Esta noite me sinto um tantinho menos
desamparado e reuni coragem para afirmar que mais uns meses – no máximo, alguns
anos -, seremos todos felizes.
Bem que gostaria de saber que estou um pouco
menos desesperançado que ontem mas, vocês todos sabem, não dou, nunca dei,
lhufas para o que deflagra – ou entorpece – meus sentimentos. Tudo que sei é
que sou movido por eles e isso me basta. Para a frente ou para trás, de manhã
ou depois do café da tarde que tomei a última vez com papai em 1969, nada disso
me interessa.
Há uns dias ando meio ressabiado com a cara sisuda
com que meu vira-lata Quico me olha às vezes. Não queria admitir – a mim mesmo,
ressalvo, aos outros nunca admito nada –, mas nessas vezes me dá meio que um
calafrio. O olhar dele se revela demasiada, extremamente intenso, como se me
censurasse... como se me condenasse... por existir! Não pode ser! me recrimino
em pensamento, refreando um sorriso íntimo, voltando o olhar para a minha amiga
mais íntima, a parede, me achando um pateta por deixar que um vira-lata me
intimide. Então tudo que não sei sobre mim mesmo e o pouco que sei de outros
homens e mulheres por meio da literatura me sobe ao cérebro (sobe ao cérebro?) como
se viesse me acudir e sinto o peito desofegar ruidoso em alívio e o terreno
desconhecido da humanidade vai lentamente reassumindo suas feições familiares. No
instante seguinte Quico escuta um cachorro latir algures na vizinhança e parte
em disparada, ladrando feroz mas disciplinadamente como se obedecesse a uma tábua
de mandamentos caninos. Arrematando o entrevero me ocorre lembrar duma definição
de Konstantinos Kaváfis: “os animais têm
sempre uma expressão séria”.
Mais uns meses, mais uns anos...
...mais umas conversas, umas reuniões,
uns entendimentos...
...seremos todos amigos.
Seremos todos inimigos.
Mais alguns instantes, alguns instantes
que nos tragam outros pensamentos e nos revelem outras realidades...
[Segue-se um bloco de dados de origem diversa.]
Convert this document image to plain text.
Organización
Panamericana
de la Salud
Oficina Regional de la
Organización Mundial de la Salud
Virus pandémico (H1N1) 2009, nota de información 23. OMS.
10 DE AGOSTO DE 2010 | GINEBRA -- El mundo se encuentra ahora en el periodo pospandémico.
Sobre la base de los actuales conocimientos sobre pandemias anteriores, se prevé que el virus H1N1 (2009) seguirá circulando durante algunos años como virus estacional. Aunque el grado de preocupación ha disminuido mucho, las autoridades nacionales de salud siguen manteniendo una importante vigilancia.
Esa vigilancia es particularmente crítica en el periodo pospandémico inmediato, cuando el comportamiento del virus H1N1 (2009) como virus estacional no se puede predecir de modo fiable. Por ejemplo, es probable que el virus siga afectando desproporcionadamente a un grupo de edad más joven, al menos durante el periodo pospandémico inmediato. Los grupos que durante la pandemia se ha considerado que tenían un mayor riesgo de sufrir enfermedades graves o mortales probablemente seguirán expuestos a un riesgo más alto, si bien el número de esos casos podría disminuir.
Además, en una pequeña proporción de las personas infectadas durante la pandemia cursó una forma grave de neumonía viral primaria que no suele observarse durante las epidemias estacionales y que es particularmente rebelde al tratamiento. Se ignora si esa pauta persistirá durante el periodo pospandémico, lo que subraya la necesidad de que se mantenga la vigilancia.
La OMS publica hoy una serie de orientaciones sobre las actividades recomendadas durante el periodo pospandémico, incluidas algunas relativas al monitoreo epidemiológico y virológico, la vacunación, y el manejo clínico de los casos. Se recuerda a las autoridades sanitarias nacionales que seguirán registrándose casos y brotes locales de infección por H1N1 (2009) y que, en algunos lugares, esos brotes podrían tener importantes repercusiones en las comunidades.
...e, se formos humildes o bastante para
enxergá-las...
...mas, você também sabe, esperar
humildade de nós mesmos depois que atravessamos uma vida inteira aprendendo a vestir
esta nossa intrincada máscara de autossuficiência, capacidade, diplomacia, inteligência,
sabedoria, perfeição, limpeza, maturidade...
Mais alguns instantes, compreenderemos as
sinfonias que se estenderem pelo céu da cidade assim que surgir a primeira luz
da manhã.
Talvez então, pela primeira vez em nossas
vidas, possamos aquilatar em sua plenitude o significado da palavra “humildade”.
E talvez então sejamos capazes de
aquilatar o significado da palavra “tolerância”.
E quem sabe um dia poderemos todos –
todos – aprender a rir do espetáculo em que os palhaços somos nós.